90      Dans la réponse aux questions du Tribunal, déposée au greffe de ce dernier le 8 juin 2012, la requérante a exposé que, à la suite de l’arrêt Melli Bank/Conseil, point 25 supra, elle ne soutenait plus que le Conseil avait violé ses droits de la défense et son droit à une protection juridictionnelle effective en ce qu’il ne lui avait pas communiqué des éléments étayant le constat selon lequel elle était détenue par la BSI.

91      La requérante fait néanmoins valoir que, nonobstant des demandes d’information répétées, elle n’a pas reçu d’informations suffisantes concernant l’adoption des mesures restrictives à l’égard de la BSI et qu’elle n’aurait notamment reçu aucune preuve relative à la prétendue implication de la BSI dans la prolifération nucléaire. Elle souligne, dans ce contexte, le caractère inadéquat des propositions d’adoption des mesures restrictives communiquées par la lettre du 28 octobre 2010 et en annexe à la duplique ainsi que la tardiveté de leur divulgation.

92      La requérante en déduit que la communication de ces éléments ne lui a pas permis de formuler des observations utiles concernant l’adoption des mesures restrictives à son égard et à l’égard de la BSI et qu’elle n’était pas susceptible de lui assurer un procès équitable.

93      Le Conseil, soutenu par la Commission, conteste le bien-fondé des arguments de la requérante. Il expose, notamment, qu’il a communiqué les propositions d’adoption des mesures restrictives à la requérante dès qu’il a recueilli l’accord des États membres dont elles émanaient.

94      En premier lieu, il ressort de l’examen mené aux points 79 à 89 ci‑dessus que les premier, troisième, quatrième et cinquième motifs invoqués par le Conseil à l’égard de la BSI sont suffisamment précis. En revanche, le caractère vague du deuxième motif fourni par le Conseil est constitutif d’une violation des droits de la défense de la requérante ainsi que de son droit à une protection juridictionnelle effective.

95      En deuxième lieu, s’agissant de la communication des propositions d’adoption des mesures restrictives, l’argument du Conseil ne saurait être retenu.
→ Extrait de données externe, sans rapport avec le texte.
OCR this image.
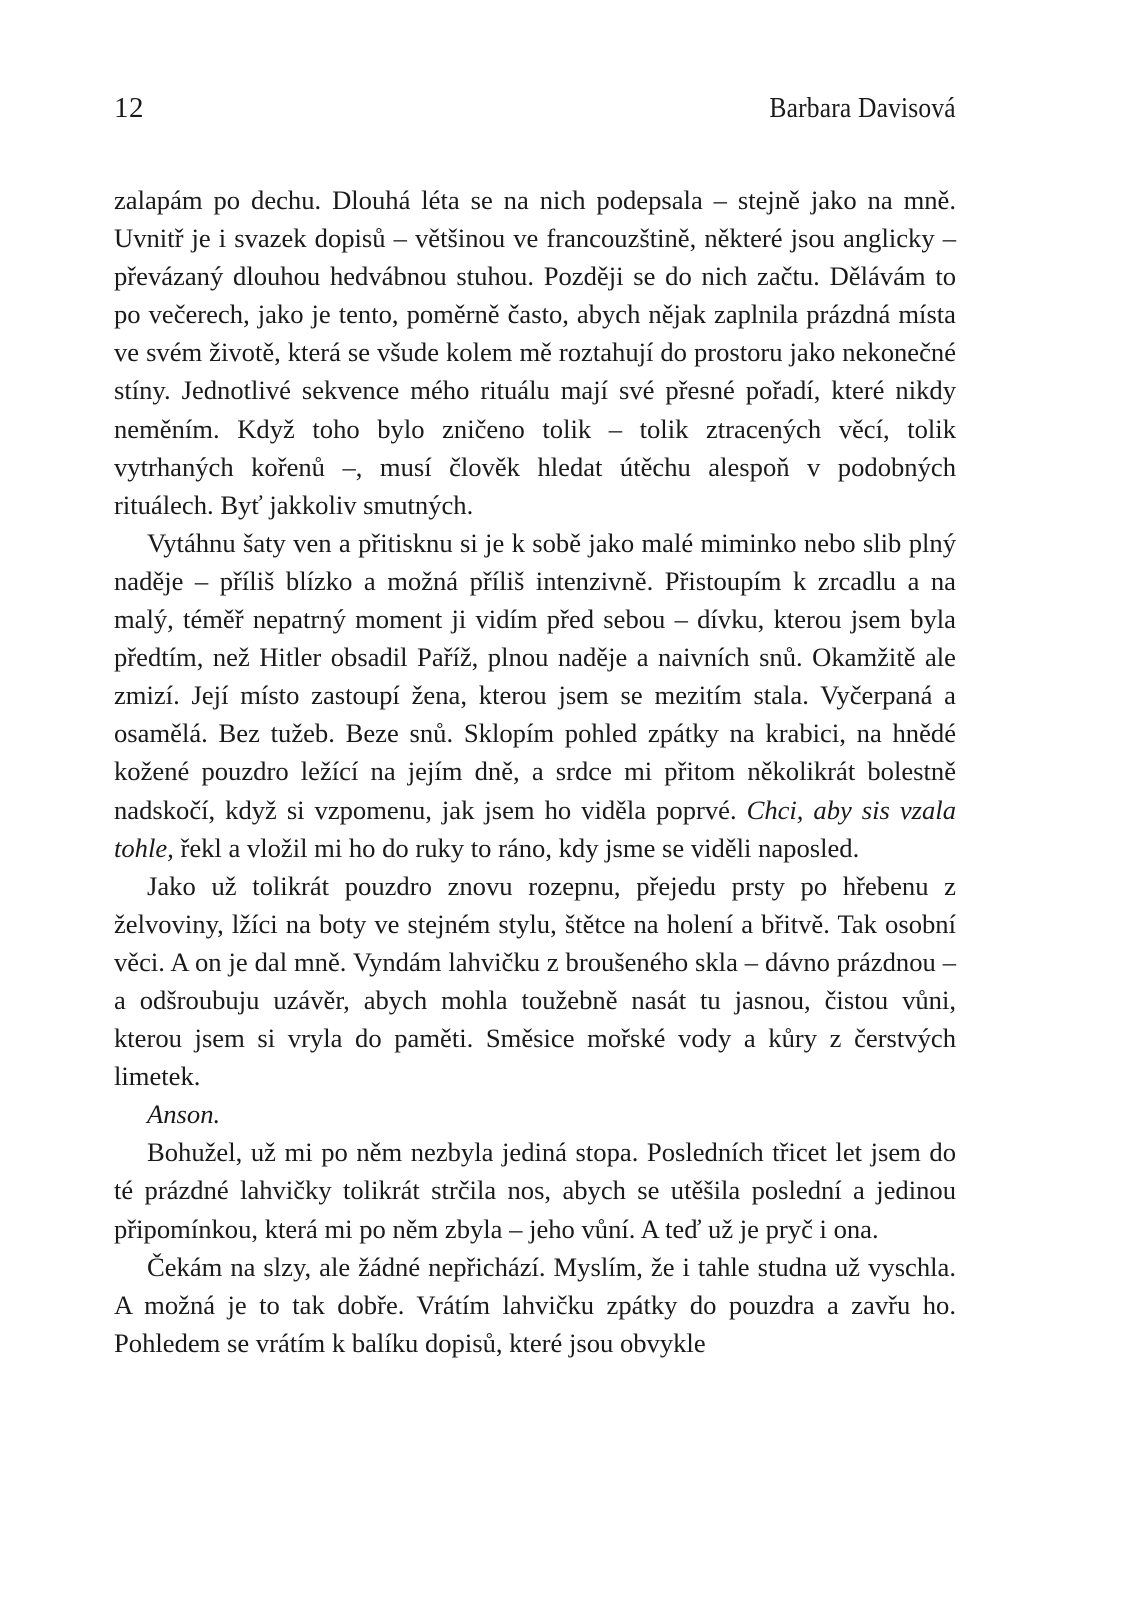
12	Barbara Davisová

zalapám po dechu. Dlouhá léta se na nich podepsala – stejně jako na mně. Uvnitř je i svazek dopisů – většinou ve francouzštině, některé jsou anglicky – převázaný dlouhou hedvábnou stuhou. Později se do nich začtu. Dělávám to po večerech, jako je tento, poměrně často, abych nějak zaplnila prázdná místa ve svém životě, která se všude kolem mě roztahují do prostoru jako nekonečné stíny. Jednotlivé sekvence mého rituálu mají své přesné pořadí, které nikdy neměním. Když toho bylo zničeno tolik – tolik ztracených věcí, tolik vytrhaných kořenů –, musí člověk hledat útěchu alespoň v podobných rituálech. Byť jakkoliv smutných.

Vytáhnu šaty ven a přitisknu si je k sobě jako malé miminko nebo slib plný naděje – příliš blízko a možná příliš intenzivně. Přistoupím k zrcadlu a na malý, téměř nepatrný moment ji vidím před sebou – dívku, kterou jsem byla předtím, než Hitler obsadil Paříž, plnou naděje a naivních snů. Okamžitě ale zmizí. Její místo zastoupí žena, kterou jsem se mezitím stala. Vyčerpaná a osamělá. Bez tužeb. Beze snů. Sklopím pohled zpátky na krabici, na hnědé kožené pouzdro ležící na jejím dně, a srdce mi přitom několikrát bolestně nadskočí, když si vzpomenu, jak jsem ho viděla poprvé. Chci, aby sis vzala tohle, řekl a vložil mi ho do ruky to ráno, kdy jsme se viděli naposled.

Jako už tolikrát pouzdro znovu rozepnu, přejedu prsty po hřebenu z želvoviny, lžíci na boty ve stejném stylu, štětce na holení a břitvě. Tak osobní věci. A on je dal mně. Vyndám lahvičku z broušeného skla – dávno prázdnou – a odšroubuju uzávěr, abych mohla toužebně nasát tu jasnou, čistou vůni, kterou jsem si vryla do paměti. Směsice mořské vody a kůry z čerstvých limetek.

Anson.

Bohužel, už mi po něm nezbyla jediná stopa. Posledních třicet let jsem do té prázdné lahvičky tolikrát strčila nos, abych se utěšila poslední a jedinou připomínkou, která mi po něm zbyla – jeho vůní. A teď už je pryč i ona.

Čekám na slzy, ale žádné nepřichází. Myslím, že i tahle studna už vyschla. A možná je to tak dobře. Vrátím lahvičku zpátky do pouzdra a zavřu ho. Pohledem se vrátím k balíku dopisů, které jsou obvykle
En effet, lorsque le Conseil entend se fonder sur des éléments fournis par un État membre pour adopter des mesures restrictives à l’égard d’une entité, il est tenu de s’assurer, avant l’adoption desdites mesures, que les éléments en question peuvent être communiqués à l’entité concernée en temps utile afin que celle‑ci puisse faire valoir utilement son point de vue.

96      En l’espèce, il convient de remarquer que le délai fixé à la requérante par le Conseil pour présenter ses observations à la suite de l’adoption de la décision 2010/413 et du règlement d’exécution n° 668/2010 expirait le 15 septembre 2010.

97      Or, dans la mesure où le Conseil n’a communiqué les propositions à la requérante qu’après l’expiration de ce délai, il ne lui a pas donné accès aux éléments de son dossier en temps utile, en violation des droits de la défense et du droit à une protection juridictionnelle effective. Dans la mesure où lesdites propositions ont été retenues par le Conseil pour fonder l’ensemble des actes attaqués à l’égard de la requérante et compte tenu de la date de communication de la dernière d’entre elles, ce vice affecte la légalité de la décision 2010/413, du règlement d’exécution n° 668/2010, de la décision 2010/644 et du règlement n° 961/2010, pour autant que ces actes concernent la requérante.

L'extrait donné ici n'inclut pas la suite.